Sacred Hunger - Barry Unsworth [195]
He recalled with distaste the conversation just past, the posturing and evasions of Templeton. He had nailed the fellow, though, in the end. What steps could have led him to such a man? He could almost believe he had come upon him by some unrepeatable chance, as one might come upon a creature in a labyrinth. But of course it was not by chance … He experienced a slight feeling of nausea at the openness of the sky, the flashes of the gulls’ wings over the pale water, the spaces beyond. London ended here, his London at least.

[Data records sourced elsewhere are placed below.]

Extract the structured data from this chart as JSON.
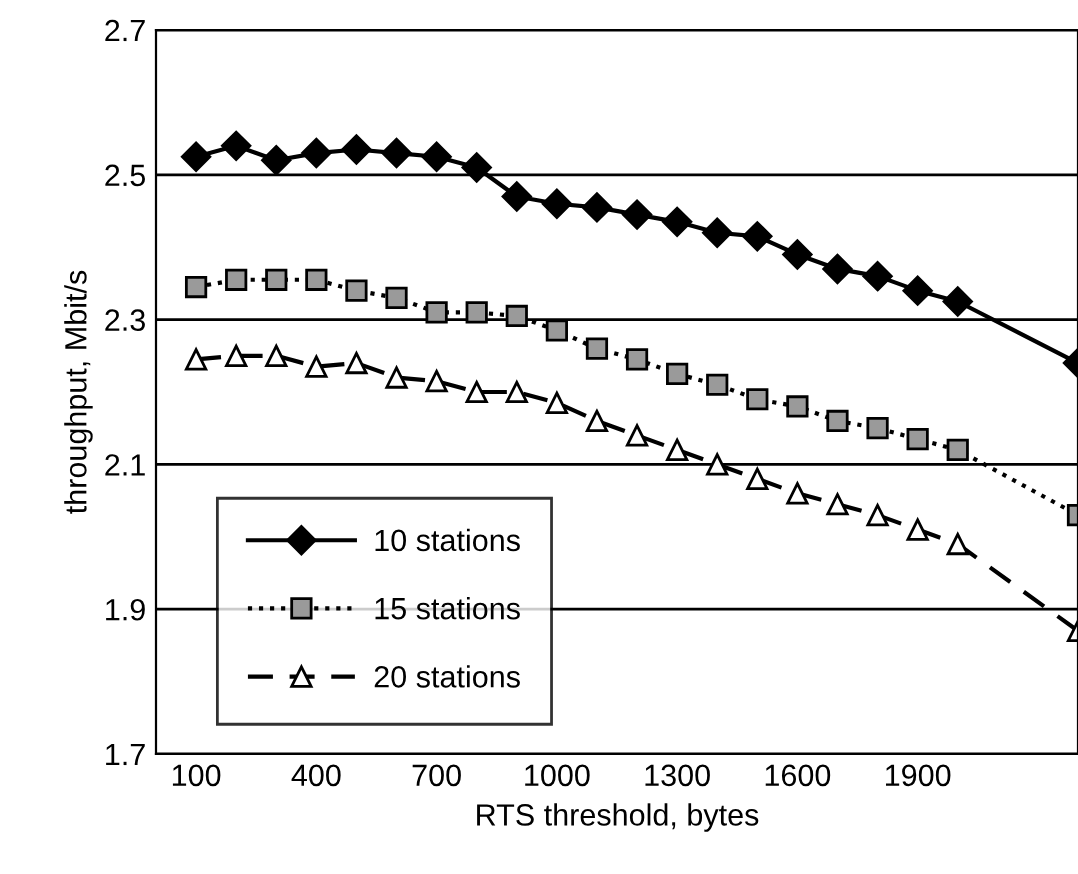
{
  "chart_data": {
    "type": "line",
    "xlabel": "RTS threshold, bytes",
    "ylabel": "throughput, Mbit/s",
    "x": [
      100,
      200,
      300,
      400,
      500,
      600,
      700,
      800,
      900,
      1000,
      1100,
      1200,
      1300,
      1400,
      1500,
      1600,
      1700,
      1800,
      1900,
      2000,
      2300
    ],
    "series": [
      {
        "name": "10 stations",
        "color": "#000000",
        "marker": "diamond",
        "line_style": "solid",
        "values": [
          2.525,
          2.54,
          2.52,
          2.53,
          2.535,
          2.53,
          2.525,
          2.51,
          2.47,
          2.46,
          2.455,
          2.445,
          2.435,
          2.42,
          2.415,
          2.39,
          2.37,
          2.36,
          2.34,
          2.325,
          2.24
        ]
      },
      {
        "name": "15 stations",
        "color": "#000000",
        "marker": "square",
        "line_style": "dotted",
        "values": [
          2.345,
          2.355,
          2.355,
          2.355,
          2.34,
          2.33,
          2.31,
          2.31,
          2.305,
          2.285,
          2.26,
          2.245,
          2.225,
          2.21,
          2.19,
          2.18,
          2.16,
          2.15,
          2.135,
          2.12,
          2.03
        ]
      },
      {
        "name": "20 stations",
        "color": "#000000",
        "marker": "triangle",
        "line_style": "dashed",
        "values": [
          2.245,
          2.25,
          2.25,
          2.235,
          2.24,
          2.22,
          2.215,
          2.2,
          2.2,
          2.185,
          2.16,
          2.14,
          2.12,
          2.1,
          2.08,
          2.06,
          2.045,
          2.03,
          2.01,
          1.99,
          1.87
        ]
      }
    ],
    "xlim": [
      0,
      2300
    ],
    "xticks": [
      100,
      400,
      700,
      1000,
      1300,
      1600,
      1900
    ],
    "ylim": [
      1.7,
      2.7
    ],
    "yticks": [
      1.7,
      1.9,
      2.1,
      2.3,
      2.5,
      2.7
    ],
    "grid": "y",
    "legend": "bottom left"
  }
}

It lay all to the back of him, the precincts of government, the banks and counting-houses; and with it lay all he had achieved in these twelve years: his partnership in Fletcher & Company, his holdings in his father-in-law’s bank, his house in St James’s, the power and position that had come with his money. He had laboured and denied himself and stopped at nothing, however unworthy. His promise, his father’s memory, had purged everything of wrong. In restoring his father’s name and credit, he had established and consolidated his own. Kemp was a name to be reckoned with again. And he was still some months away from his thirty-fifth birthday.
It was a triumph … He looked again at the solitary fishermen, dark in the distance. There would be pike in those deep ponds. Beyond them, he knew, there was the toll-gate and beyond that the road through the market gardens of Marylebone and the fields where the cowkeepers had their shacks … Something, some nostalgia or desire for completeness, came to him with the strength of a physical impulse, though without aim or direction. The music of the barrel-organ was nearer now. Kemp moved away across the square but after a moment returned to give the man a florin. For a moment he met the dark eyes, saw marks of hardship on the face, had a fleeting sense of the streets the man would drag through, grinding out the same tunes.
He went down the steps and cut across the park past the keeper’s lodge and came out on Piccadilly, turning off again when he drew opposite the reservoir. His house was on one corner of St James’s Square, overlooking the railed gardens.
He found his wife at home as he had expected, still in her bedroom. It was past midday now but she had just risen. He knew her movements well: she would spend two hours at least on her toilette, take her tea and leave the house in late afternoon on a round of visits. They would not meet again that day – perhaps not until this time tomorrow. He wanted to speak to her about her father, Sir Hugo, with whom he was now on rather bad terms because of recent business disagreements and because it was to her father that Margaret complained of him.
The elderly French maid was in the room, clearing away the remains of breakfast. He noted that as soon as he appeared she began to delay. Fritz, his wife’s poodle, yapped when he entered – there was an old enmity between them, unyielding on both sides. Margaret Kemp chided her dog and greeted her husband in more or less the same tones. Across the top of her head there lay a large round cushion covered with black crêpe, over which the hair was combed back and fastened with curlers. She was a martyr to fashion and the fashion now was for a high, piled-up style. Her face was completely covered with white cream.
‘Will you ask her to take away the things and leave us alone for a while?’ Kemp said, receiving in response a snap of black eyes from the maid – Marie shared the poodle’s feelings precisely.